The mood inside the Capitol was worsening. Everybody wanted out—everyone, except perhaps for Ellis, who needed Allaire to keep the crowd imprisoned inside. Politics 101 dictated that the more people felt oppressed, the easier they would be to turn. It was her duty to expose the truth about this man, and Allaire’s mounting paranoia played perfectly in her favor.
“I understand you’re very concerned about your families,” Allaire was rambling on. “We’re working on that issue, but it’s going to take some time. Rest assured, my White House staff is getting word out to your families as I speak, informing them of the situation and sharing my personal commitment that we will resolve this crisis as quickly and efficiently as possible. Soon you’ll be able to make calls yourself. We’re working on setting up a phone bank and bringing in medications for those of you who need them. For national security reasons there will be limits on the sort of information you can share.”

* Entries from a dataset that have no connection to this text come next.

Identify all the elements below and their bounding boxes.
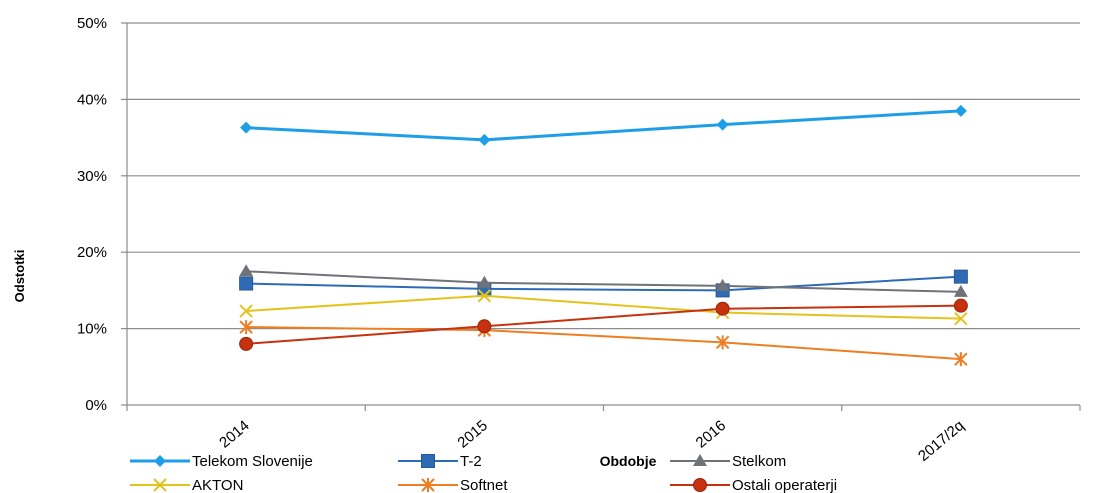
data-point (953, 298, 968, 313)
data-point (954, 311, 968, 326)
data-point (953, 284, 968, 297)
data-point (239, 276, 254, 291)
series-lines (239, 104, 968, 367)
legend-marker (421, 454, 435, 468)
series-line (246, 109, 961, 142)
data-point (477, 275, 492, 288)
x-tick-label: 2014 (216, 417, 252, 451)
data-point (239, 320, 253, 335)
legend-label: AKTON (192, 477, 243, 493)
x-tick-label: 2016 (693, 417, 729, 451)
y-axis-title: Odstotki (12, 250, 27, 303)
series-line (246, 270, 961, 293)
data-point (954, 104, 967, 117)
data-point (239, 264, 254, 277)
legend-item: Ostali operaterji (670, 477, 837, 493)
data-point (715, 335, 730, 350)
x-tick-label: 2015 (454, 417, 490, 451)
legend-marker (693, 478, 707, 492)
data-point (954, 352, 968, 367)
data-point (715, 301, 730, 316)
series-stelkom (239, 264, 968, 297)
series-line (246, 275, 961, 292)
data-point (953, 269, 968, 284)
legend-marker (153, 478, 167, 492)
y-tick-label: 10% (77, 321, 107, 338)
legend-label: Stelkom (732, 453, 786, 470)
data-point (477, 289, 492, 303)
legend: Telekom Slovenije T-2 Stelkom AKTON Softnet O… (130, 453, 837, 493)
legend-label: Telekom Slovenije (192, 453, 313, 470)
legend-label: T-2 (460, 453, 482, 470)
legend-label: Softnet (460, 477, 508, 493)
legend-item: Telekom Slovenije (130, 453, 313, 470)
y-tick-label: 40% (77, 91, 107, 108)
legend-item: Softnet (398, 477, 508, 493)
legend-item: T-2 (398, 453, 482, 470)
x-tick-labels: 2014 2015 2016 2017/2q (216, 417, 967, 465)
y-tick-label: 20% (77, 244, 107, 261)
data-point (239, 304, 253, 318)
data-point (239, 336, 254, 351)
gridlines (127, 22, 1080, 330)
x-tick-label: 2017/2q (915, 417, 967, 465)
legend-marker (154, 455, 166, 467)
y-tick-label: 30% (77, 168, 107, 185)
series-line (246, 294, 961, 320)
x-axis-title: Obdobje (600, 453, 657, 469)
y-tick-labels: 0% 10% 20% 30% 40% 50% (77, 15, 107, 414)
series-softnet (239, 320, 968, 367)
data-point (478, 133, 491, 146)
legend-marker (693, 454, 707, 466)
data-point (240, 121, 253, 134)
data-point (715, 278, 730, 291)
series-line (246, 326, 961, 361)
legend-label: Ostali operaterji (732, 477, 837, 493)
data-point (477, 319, 492, 334)
data-point (716, 118, 729, 131)
legend-item: Stelkom (670, 453, 786, 470)
legend-item: AKTON (130, 477, 243, 493)
y-tick-label: 0% (85, 397, 107, 414)
y-tick-label: 50% (77, 15, 107, 32)
series-ostali-operaterji (239, 298, 968, 351)
series-telekom-slovenije (240, 104, 967, 146)
series-line (246, 304, 961, 345)
legend-marker (421, 478, 435, 492)
axes (121, 22, 1081, 411)
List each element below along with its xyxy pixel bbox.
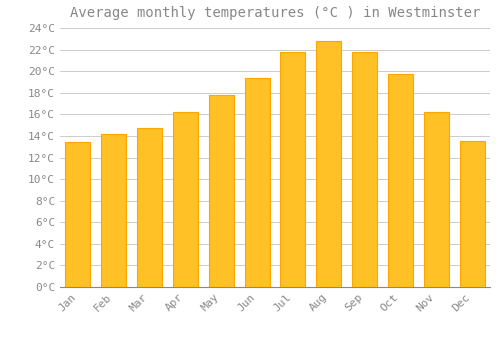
Bar bbox=[388, 75, 413, 287]
Bar bbox=[280, 52, 305, 287]
Bar bbox=[101, 134, 126, 287]
Bar bbox=[424, 112, 449, 287]
Title: Average monthly temperatures (°C ) in Westminster: Average monthly temperatures (°C ) in We… bbox=[70, 6, 480, 20]
Bar bbox=[137, 128, 162, 287]
Bar bbox=[208, 95, 234, 287]
Bar bbox=[460, 141, 484, 287]
Bar bbox=[66, 142, 90, 287]
Bar bbox=[244, 78, 270, 287]
Bar bbox=[352, 52, 377, 287]
Bar bbox=[316, 41, 342, 287]
Bar bbox=[173, 112, 198, 287]
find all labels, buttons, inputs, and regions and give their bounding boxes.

Ellis cringed. This was America, dammit, not some backwater third world dictatorship. Allaire’s wife and daughter sat center to the president on the chamber floor, gazing lovingly up at him. Ellis wondered what their expressions would be in another couple of minutes.
“I know this isn’t the update that you wanted,” Allaire continued. “I know you were hopeful I would say that the crisis has passed and we can now all go. It is my deepest regret to inform you that is not the case.”
It was time. Leland Gladstone stood and raised his hand. Ellis’s heartbeat responded to an adrenaline rush.
“Mr. President,” Gladstone called out, “I found medication belonging to Senator Harlan Mackey in the bathroom. I went to give it to him, but could not find the senator here in the House Chamber. Has he been relocated to another part of the Capitol, sir?”
Ellis held her breath. She wondered what might happen to Gladstone in the aftermath of what was soon to follow. Whatever Allaire might to do her aide, Ellis would make it her first priority to undo.
“Yes. Senator Mackey has been relocated,” Allaire said. “You can provide the medication to my physician, Dr. Bethany Townsend, and she’ll see that he gets it.”
“Oh, good,” Gladstone said. “So the video I have isn’t of Senator Mackey.”
Ellis bristled from the same sense of pride she felt whenever her own gifted children excelled at something special. Allaire took a staggered step backward, but soon regained his composure.
“What video?”
“Here, I’ll show you.”
Gladstone hit the power on the digital projector he had hidden underneath his seat. He had found the projector inside a locked cabinet in the press gallery, precisely where Ursula said it would be. Sean O’Neil had provided her with the key, and Gladstone found cables there to connect the machine to his BlackBerry.
The stiletto of light filled a portion of the House Chamber’s side wall. The grainy image was of the Capitol’s east exit walkway at night.
“What is this? What is the meaning of this?” Allaire thundered, his face reddened.
Gladstone bore in.
“In the initial confusion after the outbreak, I somehow ended up on the second floor of the Capitol. I was taking some video of this ordeal when … well, when this happened.”